Trading and Stock Analysis
Use Fundamental and Technical in Stock Trades
The fundamentals can tell you if a stock represents good value. However, it is a high-risk move to buy a stock that is undervalued if it is in a strong downtrend. Likewise, it is also a high-risk move to sell short an overpriced stock that is in a strong rising trend. Though the fundamentals can help shape your bias toward buying or selling, always use technical analysis (chart reading) to decide when to buy or “pull the trigger.”
Fundamentals are an important influence on a stock’s behavior. When a stock is in a strong trend, it is usually because of fundamental considerations that the market is bullish about it. Sometimes traders get wrapped up in the stock’s chart and technical pattern and neglect the fundamentals. That can be a big mistake. Good fundamentals are the fuel that enables a stock to sustain its flight. Without good fundamentals stock trends tend to break down much more quickly..
However, expert traders know that it is very risky to bet against the prevailing trend. If the stock is in a downtrend but it is 40% below its fair value, what do you do? One thing you should never do is try to “catch a falling knife.” Remember that the market knows more than any trader or any single analyst. If the market is saying that the stock should be declining, do not “argue” with the market. There is a reason that the stock is falling. The market may be wrong and reverse itself later, but the market itself (and not you) will decide if and when it is wrong. The same caution is appropriate if a person is considering the short sale of a stock that is grossly overvalued but rising. Selling short a stock that the market is still endorsing is to be on the wrong side of the market.

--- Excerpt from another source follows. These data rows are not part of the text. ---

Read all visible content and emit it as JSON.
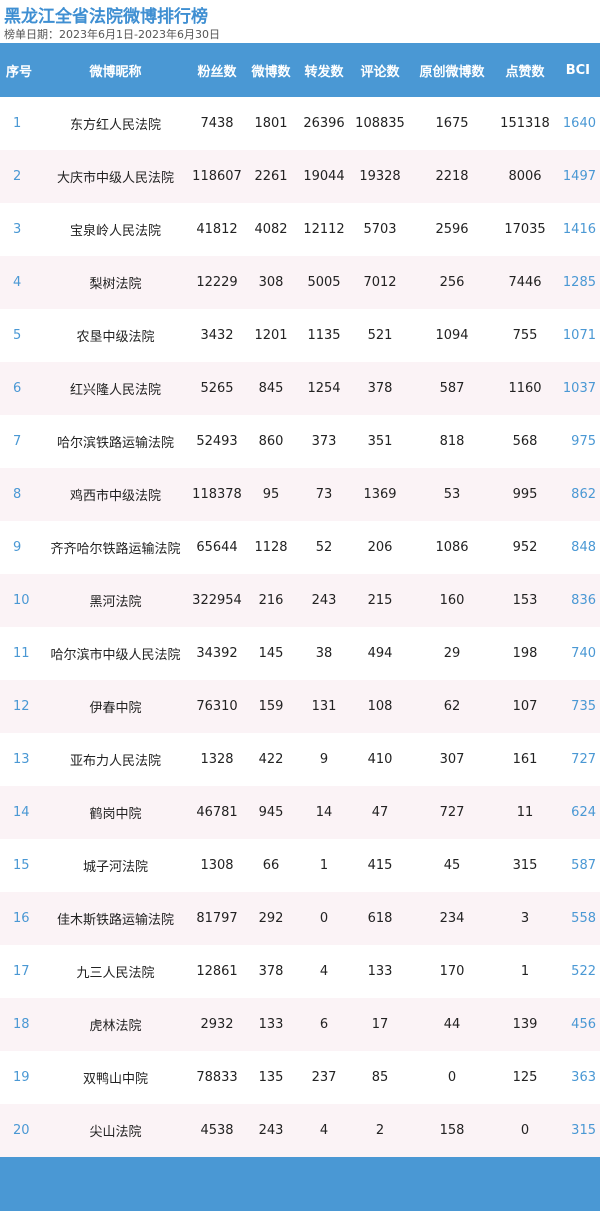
{
  "title": "黑龙江全省法院微博排行榜",
  "subtitle": "榜单日期：2023年6月1日-2023年6月30日",
  "colors": {
    "header_bg": "#4a98d4",
    "accent_text": "#4a98d4",
    "title": "#3f8fd2",
    "stripe": "#fbf3f6"
  },
  "table": {
    "headers": [
      "序号",
      "微博昵称",
      "粉丝数",
      "微博数",
      "转发数",
      "评论数",
      "原创微博数",
      "点赞数",
      "BCI"
    ],
    "rows": [
      [
        "1",
        "东方红人民法院",
        "7438",
        "1801",
        "26396",
        "108835",
        "1675",
        "151318",
        "1640"
      ],
      [
        "2",
        "大庆市中级人民法院",
        "118607",
        "2261",
        "19044",
        "19328",
        "2218",
        "8006",
        "1497"
      ],
      [
        "3",
        "宝泉岭人民法院",
        "41812",
        "4082",
        "12112",
        "5703",
        "2596",
        "17035",
        "1416"
      ],
      [
        "4",
        "梨树法院",
        "12229",
        "308",
        "5005",
        "7012",
        "256",
        "7446",
        "1285"
      ],
      [
        "5",
        "农垦中级法院",
        "3432",
        "1201",
        "1135",
        "521",
        "1094",
        "755",
        "1071"
      ],
      [
        "6",
        "红兴隆人民法院",
        "5265",
        "845",
        "1254",
        "378",
        "587",
        "1160",
        "1037"
      ],
      [
        "7",
        "哈尔滨铁路运输法院",
        "52493",
        "860",
        "373",
        "351",
        "818",
        "568",
        "975"
      ],
      [
        "8",
        "鸡西市中级法院",
        "118378",
        "95",
        "73",
        "1369",
        "53",
        "995",
        "862"
      ],
      [
        "9",
        "齐齐哈尔铁路运输法院",
        "65644",
        "1128",
        "52",
        "206",
        "1086",
        "952",
        "848"
      ],
      [
        "10",
        "黑河法院",
        "322954",
        "216",
        "243",
        "215",
        "160",
        "153",
        "836"
      ],
      [
        "11",
        "哈尔滨市中级人民法院",
        "34392",
        "145",
        "38",
        "494",
        "29",
        "198",
        "740"
      ],
      [
        "12",
        "伊春中院",
        "76310",
        "159",
        "131",
        "108",
        "62",
        "107",
        "735"
      ],
      [
        "13",
        "亚布力人民法院",
        "1328",
        "422",
        "9",
        "410",
        "307",
        "161",
        "727"
      ],
      [
        "14",
        "鹤岗中院",
        "46781",
        "945",
        "14",
        "47",
        "727",
        "11",
        "624"
      ],
      [
        "15",
        "城子河法院",
        "1308",
        "66",
        "1",
        "415",
        "45",
        "315",
        "587"
      ],
      [
        "16",
        "佳木斯铁路运输法院",
        "81797",
        "292",
        "0",
        "618",
        "234",
        "3",
        "558"
      ],
      [
        "17",
        "九三人民法院",
        "12861",
        "378",
        "4",
        "133",
        "170",
        "1",
        "522"
      ],
      [
        "18",
        "虎林法院",
        "2932",
        "133",
        "6",
        "17",
        "44",
        "139",
        "456"
      ],
      [
        "19",
        "双鸭山中院",
        "78833",
        "135",
        "237",
        "85",
        "0",
        "125",
        "363"
      ],
      [
        "20",
        "尖山法院",
        "4538",
        "243",
        "4",
        "2",
        "158",
        "0",
        "315"
      ]
    ]
  }
}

The technical pattern can help you determine the probability of a short-term move in either direction, but you should review the fundamentals to help you understand if there is any likelihood that the move you anticipate will have any endurance. The fundamentals can be used to shape your attitude or bias regarding a stock. They can help you lean toward either buying or selling a stock. However, when it comes down to the moment of decision, you must never ignore the chart. If the fundamentals are great and you want to buy, but you see from the chart that the stock is in free fall, walk away. However, if the stock has declined to a clear line of support and has begun to rebound off that support, you have both a fundamental and a technical reason to buy. Even so, you might want to wait for some follow through action by the stock because it may remain in a consolidation pattern for a few months before it begins a climbing trend. Therefore, you should wait for support for your buying decision from the chart. The chart can tell you if the stock is in an up-trend or in consolidation.
Fundamental analysis will not tell you precisely when to “pull the trigger,” but technical analysis can. The fundamentals can tell you that the stock is maybe 24% below fair value. Therefore, you know that the stock is likely to eventually work its way up to its fair value. There is no way to know when this is going to happen. That’s because fundamental analysis focuses on the financials of the company. Technical analysis, on the other hand, focuses on stock behavior. For example, assume the chart shows that a stock broke out of a trading range on heavy volume, rose a day or two, returned to the breakout price level, and is now rebounding off that breakout level on heavy volume. The chart is telling you to “pull the trigger.” It is time to buy. That kind of precision is not possible with Fundamental analysis. On the other hand, technical analysis cannot tell you that the stock is overvalued or undervalued. It cannot suggest that a trend is likely to endure for awhile because the stock is undervalued by 28%.
The traders at stockdisciplines.com like to combine the two methodologies. They believe they get the best results when they so. Each approach will give its own unique perspective on a stock and on its attractiveness. When they agree, you are far more likely to be on the right side of the market when you take your position.